Nebi -sallallahu aleyhi ve sellem- bu hadiste şöyle buyurmuştur:
اسْتَنْزِهُوا مِنَ الْبَوْلِ؛ فَإِنَّ عَامَّةَ عَذَابِ الْقَبْرِ مِنْهُ. [ رواه الحاكم ]
"İdrardan (sidikten) sakının. Çünkü kabir azabının çoğu ondandır (yani idrardan sakınmamaktan kaynaklanır)."(Hâkim)
Başka bir rivâyette şöyle buyurmuştur:
إِنَّ أَكْثَرَ عَذَابِ الْقَبْرِ مِنَ الْبَوْلِ. [ رواه أحمد وابن ماجه وابن أبى شيبة والحاكم والبيهقى ]
"Şüphesiz ki kabir azabının çoğu idrardandır (yani idrardan sakınmamaktan kaynaklanır)."(Ahmed, İbn-i Mâce, İbn-i Ebî Şeybe, Hâkim ve Beyhakî rivâyet etmişlerdir.)
Bu iki hadisin anlamı; idrar damlaalrından korunmak ve ondan sakınmak demektir. Bir insan idrarını yapmak istediği zaman, mutlaka yumuşak bir yere veya tuvâlet ihtiyacını giderdiği deliğe yapmalıdır ki, idrar damlaları üzerine sıçramasın.
Kadın ve erkeğin, her ikisinin de bu işe gereken titizliliği göstermesi ve bunun üzerinde durması gerekir.
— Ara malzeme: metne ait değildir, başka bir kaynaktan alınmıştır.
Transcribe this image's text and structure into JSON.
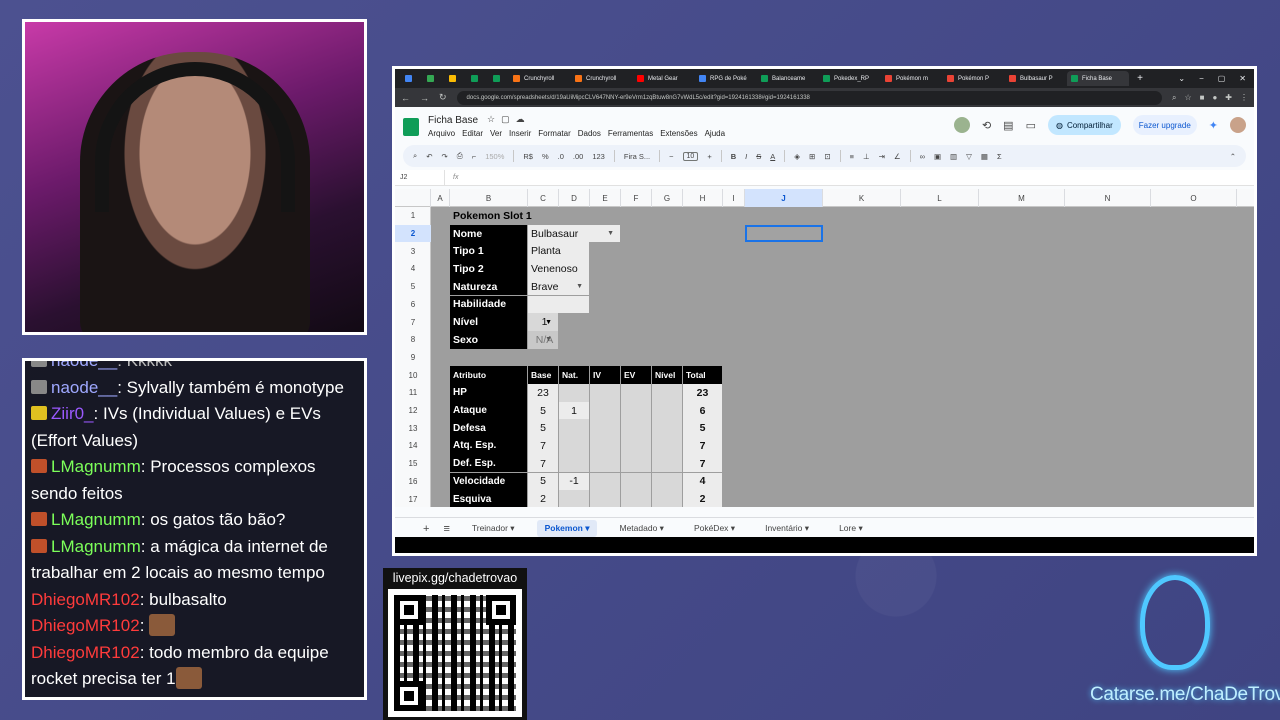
{
  "stream": {
    "qr_label": "livepix.gg/chadetrovao",
    "catarse": "Catarse.me/ChaDeTrovao"
  },
  "chat": [
    {
      "user": "naode__",
      "text": "Kkkkk",
      "color": "#9fa8ff"
    },
    {
      "user": "naode__",
      "text": "Sylvally também é monotype",
      "color": "#9fa8ff"
    },
    {
      "user": "Ziir0_",
      "text": "IVs (Individual Values) e EVs (Effort Values)",
      "color": "#9b59ff"
    },
    {
      "user": "LMagnumm",
      "text": "Processos complexos sendo feitos",
      "color": "#7cff5a"
    },
    {
      "user": "LMagnumm",
      "text": "os gatos tão bão?",
      "color": "#7cff5a"
    },
    {
      "user": "LMagnumm",
      "text": "a mágica da internet de trabalhar em 2 locais ao mesmo tempo",
      "color": "#7cff5a"
    },
    {
      "user": "DhiegoMR102",
      "text": "bulbasalto",
      "color": "#ff3b3b"
    },
    {
      "user": "DhiegoMR102",
      "text": "",
      "color": "#ff3b3b"
    },
    {
      "user": "DhiegoMR102",
      "text": "todo membro da equipe rocket precisa ter 1",
      "color": "#ff3b3b"
    }
  ],
  "browser": {
    "tabs": [
      "Crunchyroll",
      "Crunchyroll",
      "Metal Gear",
      "RPG de Poké",
      "Balanceame",
      "Pokedex_RP",
      "Pokémon m",
      "Pokémon P",
      "Bulbasaur P",
      "Ficha Base"
    ],
    "url": "docs.google.com/spreadsheets/d/19aUiMipcCLV647NNY-er9eVrm1zqBtuw8nG7vWdL5c/edit?gid=1924161338#gid=1924161338"
  },
  "sheets": {
    "title": "Ficha Base",
    "menu": [
      "Arquivo",
      "Editar",
      "Ver",
      "Inserir",
      "Formatar",
      "Dados",
      "Ferramentas",
      "Extensões",
      "Ajuda"
    ],
    "share": "Compartilhar",
    "upgrade": "Fazer upgrade",
    "toolbar": {
      "zoom": "150%",
      "currency": "R$",
      "percent": "%",
      "dec_less": ".0",
      "dec_more": ".00",
      "fmt": "123",
      "font": "Fira S...",
      "size": "10"
    },
    "namebox": "J2",
    "fx": "fx",
    "columns": [
      "A",
      "B",
      "C",
      "D",
      "E",
      "F",
      "G",
      "H",
      "I",
      "J",
      "K",
      "L",
      "M",
      "N",
      "O"
    ],
    "rows": [
      "1",
      "2",
      "3",
      "4",
      "5",
      "6",
      "7",
      "8",
      "9",
      "10",
      "11",
      "12",
      "13",
      "14",
      "15",
      "16",
      "17"
    ],
    "slot_title": "Pokemon Slot 1",
    "info": [
      {
        "label": "Nome",
        "value": "Bulbasaur"
      },
      {
        "label": "Tipo 1",
        "value": "Planta"
      },
      {
        "label": "Tipo 2",
        "value": "Venenoso"
      },
      {
        "label": "Natureza",
        "value": "Brave"
      },
      {
        "label": "Habilidade",
        "value": ""
      },
      {
        "label": "Nível",
        "value": "1"
      },
      {
        "label": "Sexo",
        "value": "N/A"
      }
    ],
    "stats_headers": [
      "Atributo",
      "Base",
      "Nat.",
      "IV",
      "EV",
      "Nível",
      "Total"
    ],
    "stats": [
      {
        "attr": "HP",
        "base": "23",
        "nat": "",
        "total": "23"
      },
      {
        "attr": "Ataque",
        "base": "5",
        "nat": "1",
        "total": "6"
      },
      {
        "attr": "Defesa",
        "base": "5",
        "nat": "",
        "total": "5"
      },
      {
        "attr": "Atq. Esp.",
        "base": "7",
        "nat": "",
        "total": "7"
      },
      {
        "attr": "Def. Esp.",
        "base": "7",
        "nat": "",
        "total": "7"
      },
      {
        "attr": "Velocidade",
        "base": "5",
        "nat": "-1",
        "total": "4"
      },
      {
        "attr": "Esquiva",
        "base": "2",
        "nat": "",
        "total": "2"
      }
    ],
    "sheet_tabs": [
      "Treinador",
      "Pokemon",
      "Metadado",
      "PokéDex",
      "Inventário",
      "Lore"
    ],
    "active_tab": "Pokemon"
  }
}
Bunun için de insanın idrarını, damlaları üzerine sıçramasın diye tuvâlet ihtiyacını giderdiği deliğe yapmalıdır.
Eğer idrarını yaparken uyluğuna veya ayağına idrar damlaları bulaşırsa, üzerine su döküp idrarın bulaştığı yeri yıkamalıdır ki, idrardan tamamen sakınmış olsun.
Eğer idrarını yaptığı toprak yumuşak bir yer ise ya da idrar damlaları üzerine sıçramasın diye fercini (erkek ise penisini, kadın ise vajinasını), idrarın yapılacağı çukurun tam üzerine getirebilirse, bu yeterli olur.
Fakat her durumda idrardan uzak durmak ve ondan sakınmak, güzel bir davranıştır. Eğer idrarını, idrar yapılan yere değil de çevresine yaparsa ve idrar damlaları uyluğuna veya inciğine isâbet ederse, bu durumda müslüman erkek ve kadının, idrar damlalarının bulaştığı yeri yıkamaları gerekir."